Дженни Гэбриел покоится вместе с родителями под гранитной плитой и
подстриженной травой в новой части Кокумскусского кладбища. Криса, ее
брата и их сына, с его ангельской внешностью и пристрастием к комиксам,
поглотил содом Нью-Йорка. Юристы считают теперь, что Даррил Ван Хорн -
вымышленное имя. Однако существует несколько патентов на это имя. Жители
теперешнего многоквартирного дома рассказывают о таинственном
потрескивании крашеных деревянных подоконников и об осах, неожиданно
умирающих от испуга.
Истина о прошлых финансовых сложностях похоронена в подвалах, в ящиках
со старыми бумагами, занесенных илом даже за такое короткое время, и
никому не интересна. Что действительно интересно, так это то, что
сохраняет память, тот след, что остается от нашей жизни.

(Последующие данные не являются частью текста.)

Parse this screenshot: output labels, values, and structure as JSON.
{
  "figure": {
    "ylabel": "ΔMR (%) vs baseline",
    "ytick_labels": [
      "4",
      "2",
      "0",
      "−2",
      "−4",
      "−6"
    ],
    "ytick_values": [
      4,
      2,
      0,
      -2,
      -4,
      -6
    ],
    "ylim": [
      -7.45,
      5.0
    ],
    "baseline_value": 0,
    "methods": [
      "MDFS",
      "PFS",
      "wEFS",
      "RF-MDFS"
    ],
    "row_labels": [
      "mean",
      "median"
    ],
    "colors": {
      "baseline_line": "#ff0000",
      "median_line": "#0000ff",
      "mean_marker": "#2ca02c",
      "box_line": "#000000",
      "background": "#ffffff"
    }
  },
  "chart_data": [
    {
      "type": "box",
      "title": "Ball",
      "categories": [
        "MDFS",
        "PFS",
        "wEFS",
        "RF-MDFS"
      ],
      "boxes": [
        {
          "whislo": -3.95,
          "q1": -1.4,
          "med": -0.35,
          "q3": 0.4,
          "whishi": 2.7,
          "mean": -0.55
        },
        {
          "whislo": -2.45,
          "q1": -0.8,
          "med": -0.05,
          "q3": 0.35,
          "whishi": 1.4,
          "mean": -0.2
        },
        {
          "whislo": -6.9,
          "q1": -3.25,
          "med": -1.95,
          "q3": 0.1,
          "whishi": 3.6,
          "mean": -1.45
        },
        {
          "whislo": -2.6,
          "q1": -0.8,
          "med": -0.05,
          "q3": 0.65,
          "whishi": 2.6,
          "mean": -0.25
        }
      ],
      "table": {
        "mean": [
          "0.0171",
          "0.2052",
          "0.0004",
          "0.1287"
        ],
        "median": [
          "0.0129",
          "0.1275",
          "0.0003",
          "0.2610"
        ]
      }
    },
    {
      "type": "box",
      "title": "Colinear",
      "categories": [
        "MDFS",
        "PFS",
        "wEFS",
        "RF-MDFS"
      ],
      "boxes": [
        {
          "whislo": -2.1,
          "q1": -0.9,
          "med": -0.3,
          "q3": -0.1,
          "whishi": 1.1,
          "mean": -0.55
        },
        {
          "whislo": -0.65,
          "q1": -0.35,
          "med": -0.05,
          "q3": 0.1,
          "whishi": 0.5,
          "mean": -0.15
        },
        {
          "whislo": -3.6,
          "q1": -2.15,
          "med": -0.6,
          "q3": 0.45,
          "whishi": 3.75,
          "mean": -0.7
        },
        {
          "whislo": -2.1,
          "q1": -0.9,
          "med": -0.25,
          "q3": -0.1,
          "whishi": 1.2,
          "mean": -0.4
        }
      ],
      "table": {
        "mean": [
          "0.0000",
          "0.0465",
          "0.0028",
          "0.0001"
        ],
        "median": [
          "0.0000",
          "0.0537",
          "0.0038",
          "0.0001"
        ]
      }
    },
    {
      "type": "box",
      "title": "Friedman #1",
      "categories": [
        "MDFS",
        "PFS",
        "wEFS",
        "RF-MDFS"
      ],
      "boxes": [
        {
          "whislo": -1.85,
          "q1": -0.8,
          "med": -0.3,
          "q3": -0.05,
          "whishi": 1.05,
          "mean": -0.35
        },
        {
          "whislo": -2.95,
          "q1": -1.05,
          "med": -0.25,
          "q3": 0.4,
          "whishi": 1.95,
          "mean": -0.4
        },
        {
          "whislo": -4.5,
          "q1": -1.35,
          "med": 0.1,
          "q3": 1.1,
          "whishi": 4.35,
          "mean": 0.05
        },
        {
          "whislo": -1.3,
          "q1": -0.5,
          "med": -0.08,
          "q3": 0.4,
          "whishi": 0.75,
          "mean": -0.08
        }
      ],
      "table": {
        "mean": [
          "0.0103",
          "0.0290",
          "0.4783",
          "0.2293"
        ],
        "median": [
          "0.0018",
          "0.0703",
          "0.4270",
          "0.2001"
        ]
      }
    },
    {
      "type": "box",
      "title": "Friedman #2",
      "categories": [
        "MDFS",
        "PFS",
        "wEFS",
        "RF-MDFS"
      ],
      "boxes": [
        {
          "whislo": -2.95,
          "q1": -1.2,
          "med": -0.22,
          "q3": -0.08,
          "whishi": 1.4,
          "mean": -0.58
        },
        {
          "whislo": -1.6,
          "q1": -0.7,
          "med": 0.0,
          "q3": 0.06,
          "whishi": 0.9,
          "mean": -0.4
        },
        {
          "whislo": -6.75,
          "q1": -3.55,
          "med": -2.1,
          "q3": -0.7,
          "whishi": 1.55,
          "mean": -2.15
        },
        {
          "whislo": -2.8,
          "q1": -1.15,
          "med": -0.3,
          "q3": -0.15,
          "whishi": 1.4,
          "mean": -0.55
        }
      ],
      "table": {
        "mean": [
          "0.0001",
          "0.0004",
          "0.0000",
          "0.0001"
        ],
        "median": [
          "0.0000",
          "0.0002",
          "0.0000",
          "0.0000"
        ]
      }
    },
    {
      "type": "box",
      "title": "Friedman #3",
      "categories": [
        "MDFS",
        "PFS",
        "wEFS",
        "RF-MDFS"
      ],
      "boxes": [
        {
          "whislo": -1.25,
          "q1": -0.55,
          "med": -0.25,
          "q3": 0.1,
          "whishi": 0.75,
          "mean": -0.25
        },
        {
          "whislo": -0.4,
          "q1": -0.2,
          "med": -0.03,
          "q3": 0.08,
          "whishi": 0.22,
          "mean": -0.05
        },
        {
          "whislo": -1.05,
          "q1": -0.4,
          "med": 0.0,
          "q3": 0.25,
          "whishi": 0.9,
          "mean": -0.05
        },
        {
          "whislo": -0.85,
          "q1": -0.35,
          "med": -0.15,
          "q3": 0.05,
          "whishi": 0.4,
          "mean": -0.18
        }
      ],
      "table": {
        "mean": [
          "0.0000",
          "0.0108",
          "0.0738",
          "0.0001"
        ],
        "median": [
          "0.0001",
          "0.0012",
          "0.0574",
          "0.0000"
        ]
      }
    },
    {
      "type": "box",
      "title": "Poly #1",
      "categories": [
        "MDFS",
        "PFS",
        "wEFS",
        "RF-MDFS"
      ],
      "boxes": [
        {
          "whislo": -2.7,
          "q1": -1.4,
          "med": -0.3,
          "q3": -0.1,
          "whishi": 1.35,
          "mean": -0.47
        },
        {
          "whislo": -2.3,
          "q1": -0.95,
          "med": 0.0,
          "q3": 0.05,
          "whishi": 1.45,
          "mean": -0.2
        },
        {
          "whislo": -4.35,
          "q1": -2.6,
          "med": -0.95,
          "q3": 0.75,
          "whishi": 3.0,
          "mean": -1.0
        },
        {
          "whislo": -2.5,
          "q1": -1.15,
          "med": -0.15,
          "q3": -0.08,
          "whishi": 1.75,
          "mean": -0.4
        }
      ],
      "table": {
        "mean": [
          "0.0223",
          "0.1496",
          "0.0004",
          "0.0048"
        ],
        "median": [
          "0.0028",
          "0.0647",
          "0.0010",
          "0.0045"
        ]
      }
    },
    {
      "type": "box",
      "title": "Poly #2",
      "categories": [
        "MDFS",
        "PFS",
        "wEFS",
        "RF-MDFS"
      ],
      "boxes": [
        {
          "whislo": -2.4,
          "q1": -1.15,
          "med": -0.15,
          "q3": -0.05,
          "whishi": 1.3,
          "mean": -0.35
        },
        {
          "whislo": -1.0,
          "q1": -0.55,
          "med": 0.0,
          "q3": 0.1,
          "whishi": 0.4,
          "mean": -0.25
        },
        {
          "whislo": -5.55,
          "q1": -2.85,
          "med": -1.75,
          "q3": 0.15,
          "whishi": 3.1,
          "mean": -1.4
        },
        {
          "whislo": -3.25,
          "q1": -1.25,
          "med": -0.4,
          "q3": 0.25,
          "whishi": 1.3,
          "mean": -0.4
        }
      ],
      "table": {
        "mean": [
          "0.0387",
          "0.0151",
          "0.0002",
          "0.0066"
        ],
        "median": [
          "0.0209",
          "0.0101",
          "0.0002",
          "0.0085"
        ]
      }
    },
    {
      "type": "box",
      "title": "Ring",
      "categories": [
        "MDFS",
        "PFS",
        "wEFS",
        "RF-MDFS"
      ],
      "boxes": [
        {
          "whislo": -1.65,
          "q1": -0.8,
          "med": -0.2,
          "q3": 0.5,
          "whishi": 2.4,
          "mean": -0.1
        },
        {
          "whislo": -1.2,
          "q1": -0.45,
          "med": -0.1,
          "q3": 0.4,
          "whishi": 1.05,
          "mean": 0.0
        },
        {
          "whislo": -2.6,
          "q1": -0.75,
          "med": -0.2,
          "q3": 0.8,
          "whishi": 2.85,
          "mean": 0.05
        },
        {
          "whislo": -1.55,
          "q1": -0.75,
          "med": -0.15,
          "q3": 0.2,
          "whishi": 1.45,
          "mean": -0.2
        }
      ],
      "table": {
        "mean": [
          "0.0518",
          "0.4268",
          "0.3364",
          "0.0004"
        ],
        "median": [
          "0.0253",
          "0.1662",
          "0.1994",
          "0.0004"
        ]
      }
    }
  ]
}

Ведьмы уехали,
исчезли, мы были просто частицей их жизни, а они нашей. Но так же, как
сине-зеленый призрак Сьюки продолжает бродить по солнечной мостовой, а
Джейн, в черном, легко пролетает на фоне взошедшей луны, так и слухи о тех
днях, когда они во плоти жили среди нас, прекрасные и творящие зло,
придают особый аромат названию города в устах чужих людей, а для тех из
нас, кто здесь живет, осталось что-то невидимое и волнующее, чего мы не в
состоянии постичь. Мы встречаем это на углу Болиголова переулка и
Дубравной улицы, оно присутствует, когда мы гуляем по пляжу в мертвый
сезон, а Атлантический океан отражает в своем черном зеркале плотные серые
тучи, насыщенные влагой, - пересуды о чужой жизни, которые, как дым,
поднимаясь в небо, превращаются в легенду.